Belgian Prime Minister Charles Michel said Monday that the authorities would crack down on extremism in Molenbeek, where Brahim had been living before he blew himself up outside a cafe in Paris on Friday.
“I have asked the security services to give us plans very quickly, for Molenbeek but also other areas, so that we can have a much more organised approach to the fight against radicalism,” he told RTL radio.
Molenbeek was home to one of the 2004 Madrid train bombers and the main suspect in the 2014 Jewish Museum attack in Brussels, while the perpetrator of a foiled attack in August on an Amsterdam-Paris train stayed in Molenbeek with his sister before boarding in Brussels.
A Belgian newspaper said meanwhile that Brahim had links to a Belgian Islamic State (IS) militant believed to be the mastermind of a militant cell dismantled in January. Brahim’s name appears in several police files alongside leading militant Abdelhamid Abaaoud - who also lived in Molenbeek - relating to criminal cases in 2010 and 2011, Flemish-language newspaper De Standaard reported.

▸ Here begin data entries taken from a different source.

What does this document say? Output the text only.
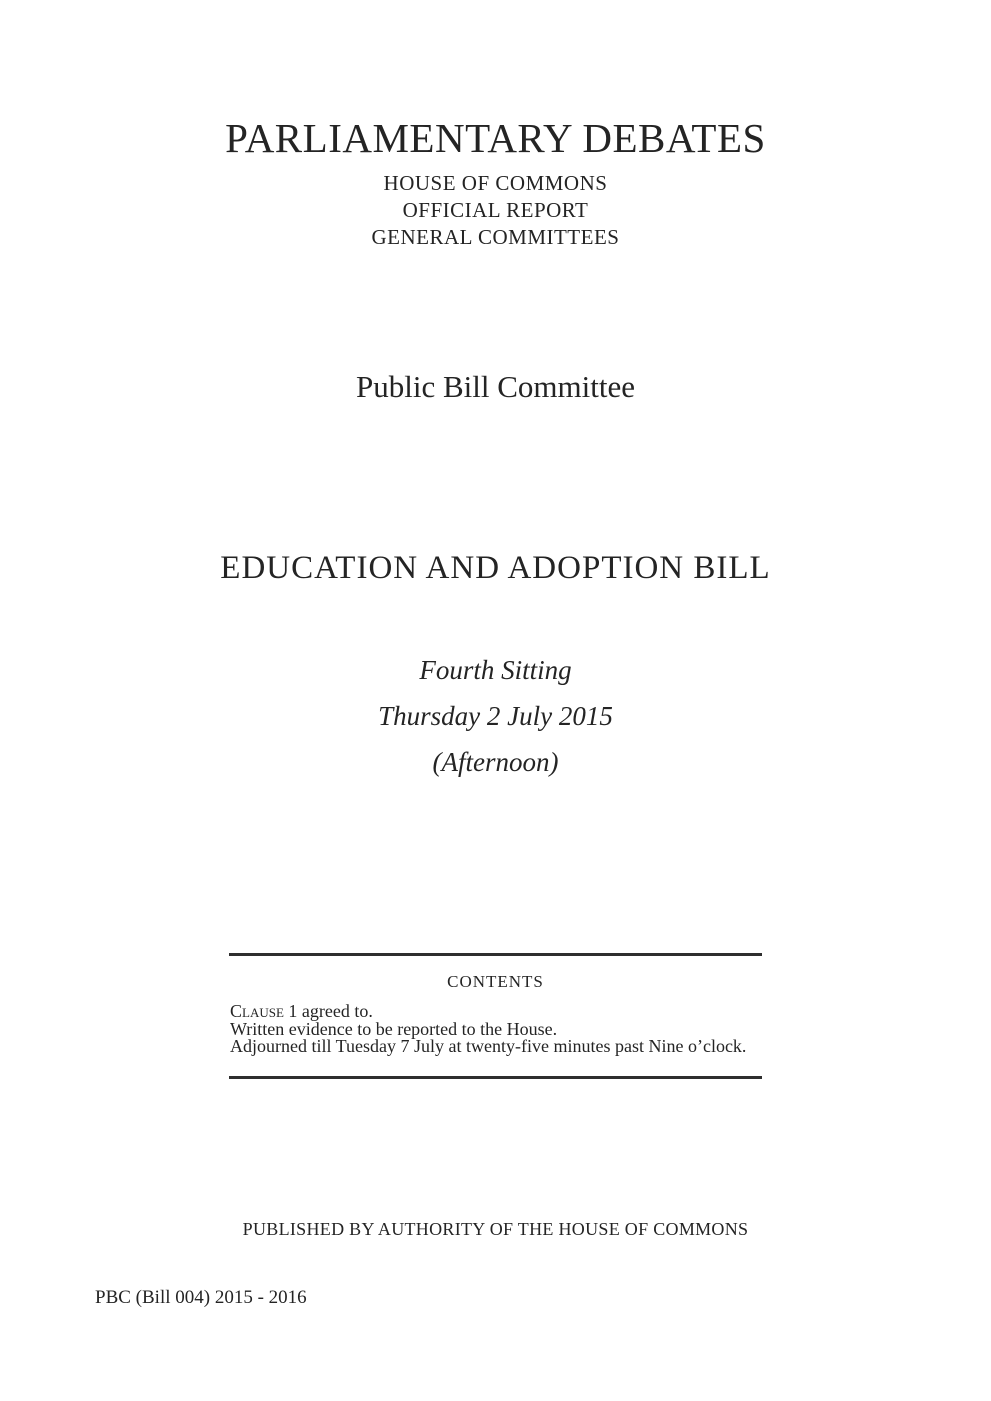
PARLIAMENTARY DEBATES
HOUSE OF COMMONS
OFFICIAL REPORT
GENERAL COMMITTEES
Public Bill Committee
EDUCATION AND ADOPTION BILL
Fourth Sitting
Thursday 2 July 2015
(Afternoon)
CONTENTS

Clause 1 agreed to.

Written evidence to be reported to the House.

Adjourned till Tuesday 7 July at twenty-five minutes past Nine o’clock.

PUBLISHED BY AUTHORITY OF THE HOUSE OF COMMONS
PBC (Bill 004) 2015 - 2016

“Investigators see a link with Verviers,” it said, referring to an eastern Belgian town where police shot dead two militants in January and broke up a cell that was planning to kill Belgian police officers in the streets days after the Charlie Hebdo attacks in Paris.
Abaaoud - a 27-year-old Belgian of Moroccan descent who allegedly led the Verviers cell and had fought with the Islamic State group in Syria - remains at large. He has claimed in the IS English-language magazine Dabiq to have rejoined the group in Syria.
French prosecutors said Monday they had identified two more Paris attackers, including a Syrian and a Frenchman who was previously charged in a “terrorist” case. A suicide bomber who blew himself up outside the Stade de France stadium is believed to be Syrian Ahmad Al Mohammad from Idlib. A statement from the prosecutor’s office said the Syrian passport found in that name near the body “remains to be verified”, but that fingerprints matched those taken in Greece in October.
Meanwhile, the rector of the Great Mosque of Paris called Monday on all French imams to lead the faithful in Friday prayers for the victims of the country’s worst ever terror attacks.
“I appeal to imams to take part in a solemn prayer to show our compassion and share in the families’ sorrow,” rector Dalil Boubakeur told reporters.
He was speaking after a minute of silence was observed across France and Europe in honour of the 129 victims of the gun and suicide attacks that rocked Paris at the weekend.
Boubakeur voiced “horror” at the “unspeakable acts” which had targeted “absolutely innocent” Parisians.
“We, Muslims of France, can only insist on the need for national unity in opposing this misfortune which has afflicted us and which attacks indiscriminately,” he said.